Low prices and a global oversupply of cotton have been putting a lot of pressure on the nation's cotton producers. This week, the U.S. Department of Agriculture said it would offer cotton growers $300 million in aid to help stabilize the industry.
“The market is certainly not where any of us would like it to be,” said Steve Verett, executive vice president of the Plains Cotton Growers in Lubbock, Texas, the nation's leading cotton-producing state.
Verett said cotton producers have had a tough past few years for a number of reasons. He cited lower demand and reduced federal subsidies, stemming from a World Trade Organization dispute. Brazil had complained that U.S. subsidies were distorting global trade markets. The WTO agreed, and the U.S. revised its subsidy program for cotton farmers in the 2014 Farm Bill.

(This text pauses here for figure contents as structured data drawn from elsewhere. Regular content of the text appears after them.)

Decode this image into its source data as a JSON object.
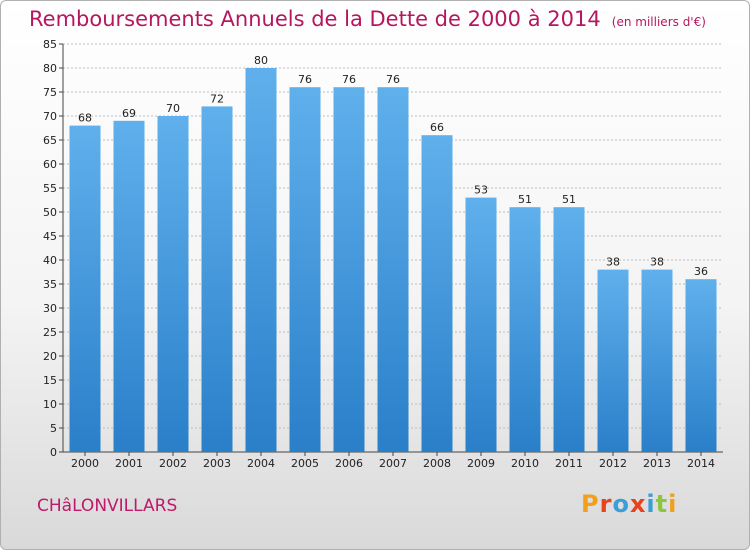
{
  "header": {
    "title": "Remboursements Annuels de la Dette de 2000 à 2014",
    "subtitle": "(en milliers d'€)"
  },
  "footer": {
    "commune": "CHâLONVILLARS",
    "logo_letters": [
      "P",
      "r",
      "o",
      "x",
      "i",
      "t",
      "i"
    ],
    "logo_colors": [
      "#f2a01b",
      "#e8411c",
      "#3b9fd7",
      "#e8411c",
      "#3b9fd7",
      "#8cc63f",
      "#f2a01b"
    ]
  },
  "colors": {
    "bar_light": "#5fb0ec",
    "bar_dark": "#2a7fc9",
    "title": "#b5175f",
    "grid": "#bdbdbd"
  },
  "chart_data": {
    "type": "bar",
    "title": "Remboursements Annuels de la Dette de 2000 à 2014",
    "subtitle": "(en milliers d'€)",
    "xlabel": "",
    "ylabel": "",
    "categories": [
      "2000",
      "2001",
      "2002",
      "2003",
      "2004",
      "2005",
      "2006",
      "2007",
      "2008",
      "2009",
      "2010",
      "2011",
      "2012",
      "2013",
      "2014"
    ],
    "values": [
      68,
      69,
      70,
      72,
      80,
      76,
      76,
      76,
      66,
      53,
      51,
      51,
      38,
      38,
      36
    ],
    "ylim": [
      0,
      85
    ],
    "ytick_step": 5,
    "grid": true,
    "legend": "none"
  }
}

More recently, China — which had been holding a lot of cotton stocks in reserve — has been releasing them into the global market, pushing prices down.
“The price of cotton is just not covering the cost of production,” Verett said.

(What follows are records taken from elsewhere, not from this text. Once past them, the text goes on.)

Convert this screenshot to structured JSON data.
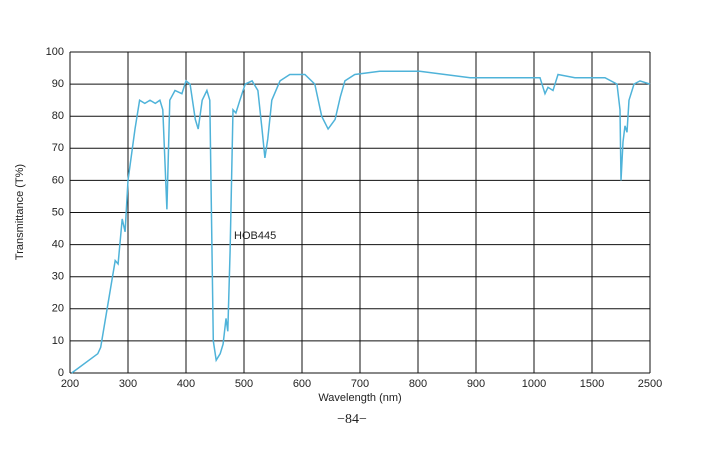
{
  "chart_data": {
    "type": "line",
    "xlabel": "Wavelength (nm)",
    "ylabel": "Transmittance (T%)",
    "annotation": "HOB445",
    "footer": "−84−",
    "xticks": [
      200,
      300,
      400,
      500,
      600,
      700,
      800,
      900,
      1000,
      1500,
      2500
    ],
    "xlim": [
      200,
      2500
    ],
    "ylim": [
      0,
      100
    ],
    "yticks": [
      0,
      10,
      20,
      30,
      40,
      50,
      60,
      70,
      80,
      90,
      100
    ],
    "grid": true,
    "series": [
      {
        "name": "HOB445",
        "color": "#4fb3d9",
        "x": [
          203,
          248,
          253,
          278,
          283,
          290,
          295,
          300,
          312,
          320,
          329,
          338,
          347,
          355,
          360,
          367,
          372,
          381,
          393,
          400,
          407,
          416,
          421,
          428,
          436,
          441,
          447,
          452,
          459,
          464,
          469,
          472,
          476,
          481,
          486,
          493,
          502,
          514,
          524,
          531,
          536,
          541,
          548,
          562,
          579,
          605,
          622,
          634,
          645,
          657,
          666,
          674,
          691,
          734,
          803,
          890,
          1052,
          1095,
          1121,
          1164,
          1207,
          1353,
          1483,
          1724,
          1931,
          1983,
          2000,
          2034,
          2069,
          2103,
          2138,
          2224,
          2328,
          2500
        ],
        "values": [
          0,
          6,
          8,
          35,
          34,
          48,
          44,
          60,
          76,
          85,
          84,
          85,
          84,
          85,
          82,
          51,
          85,
          88,
          87,
          91,
          90,
          79,
          76,
          85,
          88,
          85,
          10,
          4,
          6,
          9,
          17,
          13,
          38,
          82,
          81,
          85,
          90,
          91,
          88,
          76,
          67,
          73,
          85,
          91,
          93,
          93,
          90,
          80,
          76,
          79,
          86,
          91,
          93,
          94,
          94,
          92,
          92,
          87,
          89,
          88,
          93,
          92,
          92,
          92,
          90,
          82,
          60,
          72,
          77,
          75,
          85,
          90,
          91,
          90
        ]
      }
    ]
  }
}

The Department of Agriculture's new aid program will offer producers one-time payments that are determined by their acreage last year and a portion of average ginning costs in their regions. Ginning is the process by which cotton lint is separated from cotton seed.
John Robinson, an agricultural economist at Texas A&M AgriLife Extension Service, said the aid will mostly help farmers finance their operations.
“A banker can pencil in an assured income line that will help make a loan and help make the whole system work,” he said.
The aid program caps payments at $40,000 per producer.